Буца долго уговаривать не пришлось – он резко сработал левой снизу, я даже не знаю, как Лыков успел отпрянуть, – но вражеская рука прошлась вскользь его виска.
Дрались они недолго – все-таки Лыков был самым сильным из нас и вообще знал, о чем просил, когда сказал: «Ударь».
Однако тем, что Буц оказался на земле, Лыков не успокоился. Приседая на колено, он хлестко бил упавшего и пытающегося встать Буца то в грудь, то в голову, то в ребра, то в голову, то в ребра, то в живот.
Мы так засмотрелись на это, что не заметили, как поднялся водила и прыгнул Греху на плечи. Пока стаскивали водителя, поднялся и тот, кому я обещал ввернуть болт.
Но он-то уже был раненый, а мы совсем нет, поэтому спустя минуту я уже сидел у него на груди и орал:
– Ввернуть болт, сука? Я тебе обещал болт? Ввернуть?
Тот жмурился и пытался увильнуть лицом, когда я сгребал его щеки, глаза и нос в щепоть.
Потом мы еще немного попинали Буца, а Грех произнес для всех оставшихся речь, что они никто, а новое имя их – пыль и гнилье, но я до конца не дослушал и ушел.
Когда уже расселись в своей «восьмерке», Грех, тяжело дыша, поинтересовался у меня:
– Слушай, а чего ты за болт обещал этому типу, я не понял?
Я смолчал, ухмыляясь и отплевываясь в окно.
– Не, братки, вы слышали? – переживал Грех, – «Болт, – кричит, – вверну! Давай, – кричит, – болт вверну!» Какой болт, что за беда… Что за болт-то?
Пацаны начали посмеиваться, пока еще негромко.
– Вы вообще меня пугаете, товарищи мои, – сказал Грех, прикурив, – Лыков разговаривает как официант, этот с болтами своими…
Мы отъехали со стоянки и начали хохотать. Хохотали так, что Лыков остановил машину, выполз из нее и смеялся, упираясь обеими руками в капот.
– Что делаешь? – спросила Гланька в телефонной трубке.
Голос у нее был такой, словно она простыла и умеет только шепотом.
– Ничего, – ответил я, трепыхнувшись.
Поискав глазами, где моя одежда – на всякий случай надо быть готовым к самым разным обстоятельствам, – и приметив брюки с рубашкой на кресле, а ботинки у дверей, я спросил:
– А ты?
Глаька не ответила, хотя было понятно, что она слышит меня.
– Хочешь, я приеду? – спросил я.
– Приезжай, – сказала.
Из подъезда я выходил с некоторыми мерами предосторожности – но больше для вида, забавляя самого себя, даже дурачась.

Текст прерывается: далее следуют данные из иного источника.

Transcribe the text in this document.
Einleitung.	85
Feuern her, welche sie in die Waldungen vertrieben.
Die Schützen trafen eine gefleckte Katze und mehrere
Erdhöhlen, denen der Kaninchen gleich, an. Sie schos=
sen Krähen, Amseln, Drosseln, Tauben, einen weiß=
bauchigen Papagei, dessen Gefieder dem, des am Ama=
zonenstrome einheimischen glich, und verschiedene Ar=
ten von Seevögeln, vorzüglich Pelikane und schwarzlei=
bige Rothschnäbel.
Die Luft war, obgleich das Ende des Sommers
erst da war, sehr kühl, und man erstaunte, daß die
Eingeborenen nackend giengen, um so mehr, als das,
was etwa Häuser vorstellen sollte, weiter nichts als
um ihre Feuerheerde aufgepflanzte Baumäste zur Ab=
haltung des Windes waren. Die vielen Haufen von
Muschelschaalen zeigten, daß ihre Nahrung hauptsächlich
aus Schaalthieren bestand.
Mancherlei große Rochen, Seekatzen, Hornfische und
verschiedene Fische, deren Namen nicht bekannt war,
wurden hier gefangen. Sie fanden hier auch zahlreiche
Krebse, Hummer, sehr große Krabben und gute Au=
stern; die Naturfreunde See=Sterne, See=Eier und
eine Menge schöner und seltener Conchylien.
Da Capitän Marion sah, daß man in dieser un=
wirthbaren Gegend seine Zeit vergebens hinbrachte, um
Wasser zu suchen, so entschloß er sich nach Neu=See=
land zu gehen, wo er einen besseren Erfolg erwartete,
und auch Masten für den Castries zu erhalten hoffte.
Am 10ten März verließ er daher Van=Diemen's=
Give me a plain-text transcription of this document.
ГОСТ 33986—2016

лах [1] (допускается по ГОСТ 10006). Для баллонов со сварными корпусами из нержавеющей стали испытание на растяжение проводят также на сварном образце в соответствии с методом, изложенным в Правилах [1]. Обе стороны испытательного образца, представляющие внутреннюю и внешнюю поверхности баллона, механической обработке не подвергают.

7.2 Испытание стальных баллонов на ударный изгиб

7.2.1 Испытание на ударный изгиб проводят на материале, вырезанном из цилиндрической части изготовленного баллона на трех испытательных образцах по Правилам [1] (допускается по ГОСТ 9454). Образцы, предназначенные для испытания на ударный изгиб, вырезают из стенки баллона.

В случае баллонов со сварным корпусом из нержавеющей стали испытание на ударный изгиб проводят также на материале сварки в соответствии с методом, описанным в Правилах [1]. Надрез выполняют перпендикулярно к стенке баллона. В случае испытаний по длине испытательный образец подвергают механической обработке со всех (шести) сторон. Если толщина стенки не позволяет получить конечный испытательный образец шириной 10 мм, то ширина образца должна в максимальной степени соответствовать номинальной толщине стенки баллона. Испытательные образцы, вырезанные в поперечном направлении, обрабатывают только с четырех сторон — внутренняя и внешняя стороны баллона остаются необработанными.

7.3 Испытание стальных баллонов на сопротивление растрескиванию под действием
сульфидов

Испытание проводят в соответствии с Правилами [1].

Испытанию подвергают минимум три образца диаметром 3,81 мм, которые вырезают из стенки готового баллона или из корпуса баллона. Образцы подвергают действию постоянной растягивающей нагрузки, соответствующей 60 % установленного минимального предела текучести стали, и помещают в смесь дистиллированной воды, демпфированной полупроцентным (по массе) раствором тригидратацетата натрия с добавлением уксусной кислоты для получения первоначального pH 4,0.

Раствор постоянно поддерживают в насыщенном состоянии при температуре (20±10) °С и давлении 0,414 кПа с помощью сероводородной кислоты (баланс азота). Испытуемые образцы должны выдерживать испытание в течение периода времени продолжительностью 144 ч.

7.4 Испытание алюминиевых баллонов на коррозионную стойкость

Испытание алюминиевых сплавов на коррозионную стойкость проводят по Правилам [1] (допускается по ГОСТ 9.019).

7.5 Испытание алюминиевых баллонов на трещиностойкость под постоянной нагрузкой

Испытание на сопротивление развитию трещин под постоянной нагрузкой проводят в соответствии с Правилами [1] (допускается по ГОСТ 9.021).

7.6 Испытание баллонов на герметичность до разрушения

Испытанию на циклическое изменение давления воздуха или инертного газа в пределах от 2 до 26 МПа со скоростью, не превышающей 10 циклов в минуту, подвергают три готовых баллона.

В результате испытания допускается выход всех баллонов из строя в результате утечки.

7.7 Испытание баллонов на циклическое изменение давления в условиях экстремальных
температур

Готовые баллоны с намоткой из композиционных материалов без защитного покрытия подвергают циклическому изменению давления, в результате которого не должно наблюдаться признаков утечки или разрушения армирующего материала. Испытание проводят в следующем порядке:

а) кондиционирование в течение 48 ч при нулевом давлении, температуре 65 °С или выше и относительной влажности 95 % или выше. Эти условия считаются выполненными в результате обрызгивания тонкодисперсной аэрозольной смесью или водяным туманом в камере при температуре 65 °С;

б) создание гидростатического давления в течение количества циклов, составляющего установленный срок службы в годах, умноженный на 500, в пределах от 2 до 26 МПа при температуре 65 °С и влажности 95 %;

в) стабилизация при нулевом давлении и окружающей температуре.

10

«Вот так и приходить погибель дуракам, – пытался себя напугать. – Им кажется, что все в шутку вокруг, а тут сбегает сверху по лестнице дебил с пистолетом, бах в башку, бах, бах. Один глаз в одну сторону, другой выплеснули на ступеньку как сырое яйцо, челюсть наискось, кровь на целую лестничную площадку разлилась, хер ототрешь…»
Все это себе представил и с замечательной искренностью подумал: «…А я-то при чем тут?»
На улице незнакомых машин не было.
Троллейбус тоже не оказался подозрительным. Так разнежился в его тепле, что чуть не проехал остановку.
У Гланьки был седьмой этаж.
Я и в ее подъезде чувствовал себя совершенно спокойно. Еще раз предпринял попытку себя припугнуть: может, это замануха? может, ее Буц подговорил позвонить? – но сразу же вспомнил, что Гланька в гости меня не звала – я сам напросился.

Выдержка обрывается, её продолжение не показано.